Se les veía como un primor de reprevención y juiciosa anticipación:
Brillaban con esplendor de aluminio y triunfadora novedad bajo las cálidas radiaciones del sol.
Otros, con el tono sugestivo de alguna mujer, pues el tono evidenciaba el “toque” femenino, sirvieron también como floreros que embellecieron el agitado tráfago del llamado centro histórico.
Entonces hubo una pausa de años y después llegaron los nuevos tiempos, amargos, en que la gente volvió a la antigua costumbre de echar los desperdicios en las cunetas con graves consecuencias para el desahogo de los filtrantes que impiden la amenazante inundación de la ciudad.
Ahí, el barrendero, una figura fantástica y callada que cruza como una sombra el perímetro urbano a las cinco de la mañana,(que puede ser también un vigilante de seguridad) vuelve a tener vigencia en el anecdotario que reza:
Déjale esa moneda al barrendero. Pero esta era una treta elaborada por un vivo a fin de tomarse para sí lo caído.
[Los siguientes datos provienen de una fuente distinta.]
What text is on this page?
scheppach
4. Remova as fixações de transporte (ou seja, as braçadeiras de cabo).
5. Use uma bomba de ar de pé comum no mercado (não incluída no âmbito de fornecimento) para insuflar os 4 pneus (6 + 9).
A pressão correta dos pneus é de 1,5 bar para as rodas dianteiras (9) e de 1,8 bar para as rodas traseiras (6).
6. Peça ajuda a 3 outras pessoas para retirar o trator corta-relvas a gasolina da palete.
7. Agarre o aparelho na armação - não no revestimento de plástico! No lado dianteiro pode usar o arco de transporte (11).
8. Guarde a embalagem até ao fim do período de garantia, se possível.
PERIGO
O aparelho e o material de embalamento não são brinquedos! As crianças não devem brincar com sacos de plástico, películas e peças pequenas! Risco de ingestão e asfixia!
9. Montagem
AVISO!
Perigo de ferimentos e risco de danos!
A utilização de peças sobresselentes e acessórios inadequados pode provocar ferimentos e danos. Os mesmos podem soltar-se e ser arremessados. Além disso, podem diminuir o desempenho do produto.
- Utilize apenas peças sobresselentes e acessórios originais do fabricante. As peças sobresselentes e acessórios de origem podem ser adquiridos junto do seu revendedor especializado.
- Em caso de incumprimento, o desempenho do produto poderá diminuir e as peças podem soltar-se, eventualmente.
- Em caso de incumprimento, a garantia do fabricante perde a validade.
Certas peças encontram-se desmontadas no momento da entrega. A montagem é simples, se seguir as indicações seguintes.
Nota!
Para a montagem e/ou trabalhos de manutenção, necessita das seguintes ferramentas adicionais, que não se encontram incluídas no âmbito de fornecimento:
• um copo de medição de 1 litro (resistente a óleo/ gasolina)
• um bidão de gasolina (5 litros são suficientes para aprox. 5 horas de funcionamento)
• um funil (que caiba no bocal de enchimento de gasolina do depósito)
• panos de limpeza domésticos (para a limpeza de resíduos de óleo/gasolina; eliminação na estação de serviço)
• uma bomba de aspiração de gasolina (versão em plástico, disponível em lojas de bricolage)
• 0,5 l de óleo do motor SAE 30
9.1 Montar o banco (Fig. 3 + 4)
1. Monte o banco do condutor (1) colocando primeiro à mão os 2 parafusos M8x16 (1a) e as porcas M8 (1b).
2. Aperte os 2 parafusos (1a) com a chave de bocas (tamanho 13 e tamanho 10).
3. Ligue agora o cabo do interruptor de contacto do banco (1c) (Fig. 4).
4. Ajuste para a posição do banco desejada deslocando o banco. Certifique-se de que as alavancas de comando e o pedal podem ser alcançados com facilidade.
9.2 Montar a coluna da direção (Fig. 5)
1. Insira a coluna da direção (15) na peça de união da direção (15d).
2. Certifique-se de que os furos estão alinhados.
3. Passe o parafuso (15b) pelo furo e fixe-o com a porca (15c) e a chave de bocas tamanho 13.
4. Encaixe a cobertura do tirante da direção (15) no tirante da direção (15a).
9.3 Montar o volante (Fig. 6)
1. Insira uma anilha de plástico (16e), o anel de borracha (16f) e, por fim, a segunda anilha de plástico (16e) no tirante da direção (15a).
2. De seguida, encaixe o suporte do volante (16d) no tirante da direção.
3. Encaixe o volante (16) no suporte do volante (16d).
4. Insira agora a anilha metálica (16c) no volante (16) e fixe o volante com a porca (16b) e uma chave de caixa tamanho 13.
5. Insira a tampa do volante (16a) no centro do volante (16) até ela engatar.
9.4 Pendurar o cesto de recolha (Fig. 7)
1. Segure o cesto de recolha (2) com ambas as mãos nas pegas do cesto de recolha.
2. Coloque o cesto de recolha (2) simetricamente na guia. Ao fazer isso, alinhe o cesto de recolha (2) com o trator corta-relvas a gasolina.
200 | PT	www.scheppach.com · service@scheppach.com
En años recientes y como rememorando la limpieza tradicional que tuvo Santiago de Santiago, resurgieron estos zafacones en el hermoso tono verde del decorado ambiental urbano.
Pero algo, no se sabe si un fenómeno celeste, (quizás debido a la voluntad de un alienígena dotado de un arma láser extragaláctica), o la acción de algún cigarrillo encendido lanzado con descuido, o por la debilidad estructural de esos utensilios o la acción de maniáticos, se encontró literalmente derretido cada uno de éstos, salvo uno que se halla justo en la acera del cuartelito policial ubicado en un no menos pequeño parque de las calles Del Sol y Sabana Larga.
Había que ver-todavía se pueden ver- rastros de esa extraña suerte en casi todo Santiago.
Pero ahí, en el cuartelito vigilado, este objeto no se ha atrevido a dañarse.
Este detalle confirma que el problema es complejo y se relaciona con cuidado, vigilancia y civismo, sobre todo lo último, que en ciudades más avanzada se halla acompañado de una fuerte multa sólo por lanzar un papelillo sin importancia en la calle.
Se ha visto, a distinguidos funcionarios de esas ciudades, engrillados, con un can al lado, bien entrenado, vigilándolo, cumplir condenas, amarrados con grilletes, y pagar fuertes multas por esta práctica que aparenta ser inofensiva y no lo es.
El imperio de la ley es al unísono, el imperio de la imparcialidad.
Su no hay cumplimiento universal, haciéndose incomprensibles excepciones de ella, termina por anularla. Y así, ciudades como ésta de una indiscutible historia de siglos, suelen llegar a un voluminoso caudal de contrastes tal que se dotan modernos parquímetros y no tienen un sólo zafacón para colectar la basura ocasional. Tampoco hay urinarios públicos, aún fuesen movibles, y usted ve a unos tajalanes bien adultos orinándose en plena vía pública hasta en horas del mediodía y delante de familias que pasan por su lado.